2. Department of Bioengineering, Stanford University School of Medicine, Stanford, CA, 94305, USA.
*These two authors contributed equally to this work
Rationale: Mineral particles have been widely used in bone tissue engineering scaffolds due to their osteoconductive and osteoinductive properties. Despite their benefits, mineral particles can induce undesirable inflammation and subsequent bone resorption. Aspirin (Asp) is an inexpensive and widely used anti-inflammatory drug. The goal of this study is to assess the synergistic effect of Asp and optimized mineral particle coating in macroporous scaffolds to accelerate endogenous bone regeneration and reduce bone resorption in a critical-sized bone defect model.
Methods: Four commonly used mineral particles with varying composition (hydroxyapatite v.s. tricalcium phosphate) and size (nano v.s. micro) were used. Mineral particles were coated onto gelatin microribbon (µRB) scaffolds. Macrophages (Mφ) were cultured on gelatin µRB scaffolds containing various particles, and Mφ polarization was assessed using PCR and ELISA. The effect of conditioned medium from Mφ on mesenchymal stem cell (MSC) osteogenesis was also evaluated in vitro.
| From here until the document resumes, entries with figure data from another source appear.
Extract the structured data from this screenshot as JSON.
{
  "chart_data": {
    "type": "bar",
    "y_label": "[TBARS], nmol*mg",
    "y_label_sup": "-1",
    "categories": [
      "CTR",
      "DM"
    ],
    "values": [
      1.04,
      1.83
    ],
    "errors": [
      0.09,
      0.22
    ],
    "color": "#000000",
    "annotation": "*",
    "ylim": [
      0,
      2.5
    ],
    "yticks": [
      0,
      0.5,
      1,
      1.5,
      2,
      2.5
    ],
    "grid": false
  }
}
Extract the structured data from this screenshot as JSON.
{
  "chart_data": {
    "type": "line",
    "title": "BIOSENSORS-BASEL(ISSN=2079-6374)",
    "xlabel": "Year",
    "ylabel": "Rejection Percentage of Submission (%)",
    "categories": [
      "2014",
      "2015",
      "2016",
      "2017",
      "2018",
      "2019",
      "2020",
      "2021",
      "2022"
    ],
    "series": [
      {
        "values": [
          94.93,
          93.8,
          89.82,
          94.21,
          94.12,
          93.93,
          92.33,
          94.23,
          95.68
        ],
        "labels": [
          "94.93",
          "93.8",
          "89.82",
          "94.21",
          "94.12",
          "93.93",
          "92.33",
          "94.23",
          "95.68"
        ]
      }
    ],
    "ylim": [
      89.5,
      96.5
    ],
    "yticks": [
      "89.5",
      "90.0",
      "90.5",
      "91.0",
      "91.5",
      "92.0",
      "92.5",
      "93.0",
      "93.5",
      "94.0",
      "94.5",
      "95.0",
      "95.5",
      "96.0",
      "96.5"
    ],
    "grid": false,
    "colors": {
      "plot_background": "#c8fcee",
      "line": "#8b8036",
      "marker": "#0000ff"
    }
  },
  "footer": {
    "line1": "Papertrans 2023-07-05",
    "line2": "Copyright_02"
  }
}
Scaffolds containing optimized mineral particles were then combined with varying dosages of Asp to assess the effect in inducing endogenous bone regeneration using a critical-sized cranial bone defect model. In vivo characterization and in vitro cell studies were performed to elucidate the effect of tuning Asp dosage on Mφ polarization, osteoclast (OC) activity, and MSC osteogenesis.
Results: Micro-sized tricalcium phosphate (mTCP) particles were identified as optimal in promoting M2 Mφ polarization and rescuing MSC-based bone formation in the presence of conditioned medium from Mφ. When implanted in vivo, incorporating Asp with mTCP-coated µRB scaffolds significantly accelerated endogenous bone formation in a dose-dependent manner. Impressively, mTCP-coated µRB scaffolds containing 20 µg Asp led to almost complete bone healing of a critical-sized cranial bone defect as early as week 2 with no subsequent bone resorption. Asp enhanced M2 Mφ polarization, decreased OC activity, and promoted MSC osteogenesis in a dosage-dependent manner in vivo. These results were further validated using in vitro cell studies.
Conclusions: Here, we demonstrate Asp and mineral particle-coated microribbon scaffold provides a promising therapy for repairing critical-sized cranial bone defects via immunomodulation. The leading formulation supports rapid endogenous bone regeneration without the need for exogenous cells or growth factors, making it attractive for translation. Our results also highlight the importance of optimizing mineral particles and Asp dosage to achieve robust bone healing while avoiding bone resorption by targeting Mφ and OCs.